Want to beat Call of Duty: Black Ops‘ first mission without firing a bullet? Here’s how.
The premise of Black Ops‘ single-player campaign is simple: You are a member of an elite special operations unit reliving your memories of secret missions throughout the Cold War. As one might expect given the premise, your teammates are all hyper-competent soldiers trained to tackle any task ahead of them.
In fact, they’re so competent that they can complete their mission without you ever so much as firing a shot. The video you see here to the right is the first mission of Black Ops – an attempt to assassinate Cuban dictator Fidel Castro – played on the Hardened difficulty, where all the shooting is left to your AI teammates.

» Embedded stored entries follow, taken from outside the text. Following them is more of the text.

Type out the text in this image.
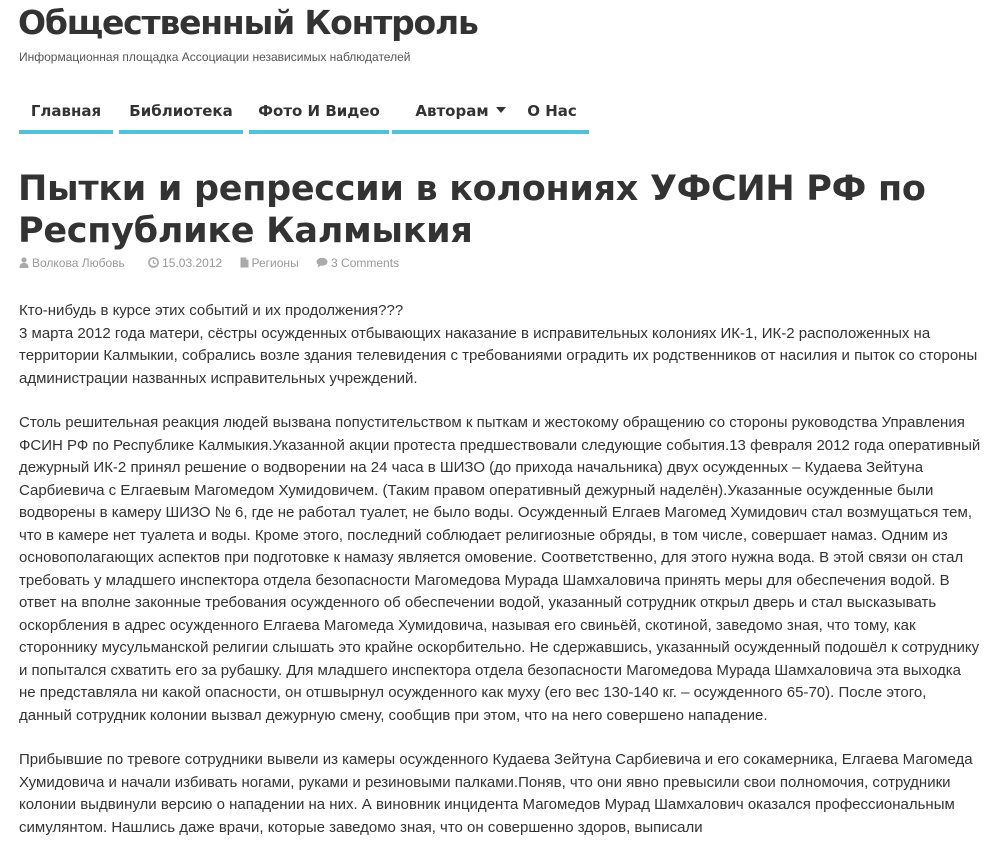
Общественный Контроль
Информационная площадка Ассоциации независимых наблюдателей
Главная	Библиотека	Фото И Видео	Авторам	О Нас
Пытки и репрессии в колониях УФСИН РФ по Республике Калмыкия
Волкова Любовь	15.03.2012 Регионы	3 Comments

Кто-нибудь в курсе этих событий и их продолжения???
3 марта 2012 года матери, сёстры осужденных отбывающих наказание в исправительных колониях ИК-1, ИК-2 расположенных на территории Калмыкии, собрались возле здания телевидения с требованиями оградить их родственников от насилия и пыток со стороны администрации названных исправительных учреждений.

Столь решительная реакция людей вызвана попустительством к пыткам и жестокому обращению со стороны руководства Управления ФСИН РФ по Республике Калмыкия.Указанной акции протеста предшествовали следующие события.13 февраля 2012 года оперативный дежурный ИК-2 принял решение о водворении на 24 часа в ШИЗО (до прихода начальника) двух осужденных – Кудаева Зейтуна Сарбиевича с Елгаевым Магомедом Хумидовичем. (Таким правом оперативный дежурный наделён).Указанные осужденные были водворены в камеру ШИЗО № 6, где не работал туалет, не было воды. Осужденный Елгаев Магомед Хумидович стал возмущаться тем, что в камере нет туалета и воды. Кроме этого, последний соблюдает религиозные обряды, в том числе, совершает намаз. Одним из основополагающих аспектов при подготовке к намазу является омовение. Соответственно, для этого нужна вода. В этой связи он стал требовать у младшего инспектора отдела безопасности Магомедова Мурада Шамхаловича принять меры для обеспечения водой. В ответ на вполне законные требования осужденного об обеспечении водой, указанный сотрудник открыл дверь и стал высказывать оскорбления в адрес осужденного Елгаева Магомеда Хумидовича, называя его свиньёй, скотиной, заведомо зная, что тому, как стороннику мусульманской религии слышать это крайне оскорбительно. Не сдержавшись, указанный осужденный подошёл к сотруднику и попытался схватить его за рубашку. Для младшего инспектора отдела безопасности Магомедова Мурада Шамхаловича эта выходка не представляла ни какой опасности, он отшвырнул осужденного как муху (его вес 130-140 кг. – осужденного 65-70). После этого, данный сотрудник колонии вызвал дежурную смену, сообщив при этом, что на него совершено нападение.

Прибывшие по тревоге сотрудники вывели из камеры осужденного Кудаева Зейтуна Сарбиевича и его сокамерника, Елгаева Магомеда Хумидовича и начали избивать ногами, руками и резиновыми палками.Поняв, что они явно превысили свои полномочия, сотрудники колонии выдвинули версию о нападении на них. А виновник инцидента Магомедов Мурад Шамхалович оказался профессиональным симулянтом. Нашлись даже врачи, которые заведомо зная, что он совершенно здоров, выписали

As you can see, other than a scripted scenario where the AI takes over for the player, he doesn’t ever fire a single shot. Sure, most of combat is spent hiding behind cover waiting for other people to stop shooting, which might not be very heroic – but you can’t say it’s not effective.
The interesting part is just how subtle this sort of thing is. 99.9% of players might gun their way through this mission in a series of intense, pulse-pounding firefights, marveling at the spectacle and never knowing that their computer-controlled comrades could simply be doing their job for them.
There’s a fine line between sculpting cinematic set-pieces that players will remember for years and using smoke and mirrors to create the illusion of interactivity – a line walked not just by Treyarch, but by developers like Kojima Productions and Valve Software, too. Which side of that line does this fall on, I wonder?